Rome's public prosecutor has concluded a major investigation that has uncovered alleged fraud amounting to €320 million in relation to the construction of the capital's Metro C subway line.
As a result of the probe 25 people risk being indicted for fraud and corruption, including Gianni Alemanno who was mayor of Rome from 2008 until 2013.
Others potentially facing trial include Antonello Aurigemma - Alemanno's former transport councillor; and Guido Improta - the former transport councillor under Alemanno's successor Ignazio Marino; alongside other former high-ranking officials from the transport ministry, Roma Metropolitane and Metro C, in office at the time of the alleged crimes.

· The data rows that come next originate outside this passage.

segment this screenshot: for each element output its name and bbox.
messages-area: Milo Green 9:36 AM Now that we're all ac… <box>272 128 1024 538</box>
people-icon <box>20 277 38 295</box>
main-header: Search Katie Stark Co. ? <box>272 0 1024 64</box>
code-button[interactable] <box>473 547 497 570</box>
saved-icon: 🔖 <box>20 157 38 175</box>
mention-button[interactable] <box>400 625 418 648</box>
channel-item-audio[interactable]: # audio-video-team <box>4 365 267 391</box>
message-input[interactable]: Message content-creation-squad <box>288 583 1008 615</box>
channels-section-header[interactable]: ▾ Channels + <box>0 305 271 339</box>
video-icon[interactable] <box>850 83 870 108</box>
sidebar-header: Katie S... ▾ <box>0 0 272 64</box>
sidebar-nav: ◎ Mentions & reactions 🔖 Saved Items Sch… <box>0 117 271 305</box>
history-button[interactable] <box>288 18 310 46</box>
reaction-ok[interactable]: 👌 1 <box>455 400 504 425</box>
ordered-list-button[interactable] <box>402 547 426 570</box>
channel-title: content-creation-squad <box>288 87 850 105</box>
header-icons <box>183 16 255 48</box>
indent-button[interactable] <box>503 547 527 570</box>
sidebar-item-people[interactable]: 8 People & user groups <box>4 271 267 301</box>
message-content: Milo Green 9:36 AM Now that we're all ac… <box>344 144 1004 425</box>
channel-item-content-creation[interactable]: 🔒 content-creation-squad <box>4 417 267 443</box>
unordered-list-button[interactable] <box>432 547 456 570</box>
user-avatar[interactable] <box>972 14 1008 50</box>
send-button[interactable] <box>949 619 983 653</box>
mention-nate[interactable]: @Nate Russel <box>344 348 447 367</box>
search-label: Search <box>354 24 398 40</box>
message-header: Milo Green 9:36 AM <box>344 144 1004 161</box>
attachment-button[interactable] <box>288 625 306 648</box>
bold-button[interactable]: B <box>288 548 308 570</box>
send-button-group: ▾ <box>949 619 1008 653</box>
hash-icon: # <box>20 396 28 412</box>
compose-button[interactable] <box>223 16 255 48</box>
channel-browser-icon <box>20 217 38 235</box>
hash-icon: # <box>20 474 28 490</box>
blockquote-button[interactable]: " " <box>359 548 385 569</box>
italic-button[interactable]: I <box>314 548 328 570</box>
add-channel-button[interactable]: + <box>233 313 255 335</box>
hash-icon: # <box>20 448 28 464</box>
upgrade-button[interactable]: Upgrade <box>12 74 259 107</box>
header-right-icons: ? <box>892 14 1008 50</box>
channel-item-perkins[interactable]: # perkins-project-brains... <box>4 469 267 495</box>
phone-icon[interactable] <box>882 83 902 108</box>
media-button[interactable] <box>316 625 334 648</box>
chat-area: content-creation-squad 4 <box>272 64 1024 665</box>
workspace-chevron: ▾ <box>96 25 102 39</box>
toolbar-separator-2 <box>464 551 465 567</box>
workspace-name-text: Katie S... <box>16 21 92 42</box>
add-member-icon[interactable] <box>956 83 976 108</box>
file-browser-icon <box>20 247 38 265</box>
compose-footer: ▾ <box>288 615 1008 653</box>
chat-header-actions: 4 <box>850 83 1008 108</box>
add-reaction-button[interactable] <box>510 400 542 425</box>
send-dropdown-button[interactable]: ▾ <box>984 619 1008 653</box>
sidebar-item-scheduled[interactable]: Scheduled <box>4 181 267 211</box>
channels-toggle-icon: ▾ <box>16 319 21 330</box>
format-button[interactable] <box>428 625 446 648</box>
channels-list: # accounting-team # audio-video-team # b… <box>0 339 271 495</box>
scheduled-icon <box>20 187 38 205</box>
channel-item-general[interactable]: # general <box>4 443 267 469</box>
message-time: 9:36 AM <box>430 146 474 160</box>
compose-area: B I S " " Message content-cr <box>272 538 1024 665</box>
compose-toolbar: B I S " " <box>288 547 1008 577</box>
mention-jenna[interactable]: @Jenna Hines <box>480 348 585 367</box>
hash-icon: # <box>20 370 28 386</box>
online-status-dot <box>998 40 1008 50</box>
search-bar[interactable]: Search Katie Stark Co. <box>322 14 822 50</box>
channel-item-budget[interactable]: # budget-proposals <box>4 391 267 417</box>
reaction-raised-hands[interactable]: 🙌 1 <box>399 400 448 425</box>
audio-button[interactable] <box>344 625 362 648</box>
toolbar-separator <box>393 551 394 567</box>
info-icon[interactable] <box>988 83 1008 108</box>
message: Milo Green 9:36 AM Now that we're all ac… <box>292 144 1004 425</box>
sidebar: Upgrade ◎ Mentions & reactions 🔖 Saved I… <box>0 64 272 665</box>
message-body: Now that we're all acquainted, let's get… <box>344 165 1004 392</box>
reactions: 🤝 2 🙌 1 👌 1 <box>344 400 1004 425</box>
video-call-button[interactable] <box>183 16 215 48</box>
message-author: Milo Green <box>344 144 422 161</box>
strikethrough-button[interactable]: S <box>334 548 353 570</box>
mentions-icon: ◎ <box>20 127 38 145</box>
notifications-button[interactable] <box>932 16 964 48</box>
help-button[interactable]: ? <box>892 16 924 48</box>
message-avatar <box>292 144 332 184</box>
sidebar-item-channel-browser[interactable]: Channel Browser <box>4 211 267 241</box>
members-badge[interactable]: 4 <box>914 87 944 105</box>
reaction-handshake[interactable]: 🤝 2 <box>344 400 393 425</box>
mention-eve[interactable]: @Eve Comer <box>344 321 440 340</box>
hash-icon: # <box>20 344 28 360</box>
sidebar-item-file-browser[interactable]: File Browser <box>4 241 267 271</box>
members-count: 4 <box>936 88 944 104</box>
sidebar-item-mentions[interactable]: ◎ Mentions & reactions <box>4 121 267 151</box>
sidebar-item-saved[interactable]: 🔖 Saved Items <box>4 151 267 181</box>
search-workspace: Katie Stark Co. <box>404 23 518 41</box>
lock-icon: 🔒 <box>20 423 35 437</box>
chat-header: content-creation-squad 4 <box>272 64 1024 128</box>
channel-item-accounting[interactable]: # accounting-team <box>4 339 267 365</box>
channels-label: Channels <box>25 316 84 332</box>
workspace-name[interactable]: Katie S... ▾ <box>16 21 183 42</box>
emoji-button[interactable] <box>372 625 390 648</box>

The investigation is centred around two payments for Metro C works, paid for with state, regional and municipal funds, and allegedly obtained using false documents.
The first payment was for €230 million in 2005; the second tranche under investigation was for €90 million in late 2013. Prosecutors allege that both transactions were obtained fraudulently.
As part of the corruption investigation prosecutors will also contest the recruitment of children and relatives of public officials linked to Metro C, according to Italian daily La Repubblica.
Alemanno has reportedly described the allegations as "baseless" and has asked to be "heard by the judges."
Metro C has been beset with difficulties since it began in 1990, from massive funding overspends to lengthy delays and abandonment of planned stations caused by the discovery of archaeological remains underground.
In May the city's mayor Virginia Raggi opened the long-awaited Metro C station at S. Giovanni, the 22nd station on the driverless line which runs from Pantono to Lodi.
The ultra-modern S. Giovanni station, which displays ancient artefacts discovered during its construction, is crucial to the capital’s overall underground network as it connects the C line with Metro A and the central Termini station.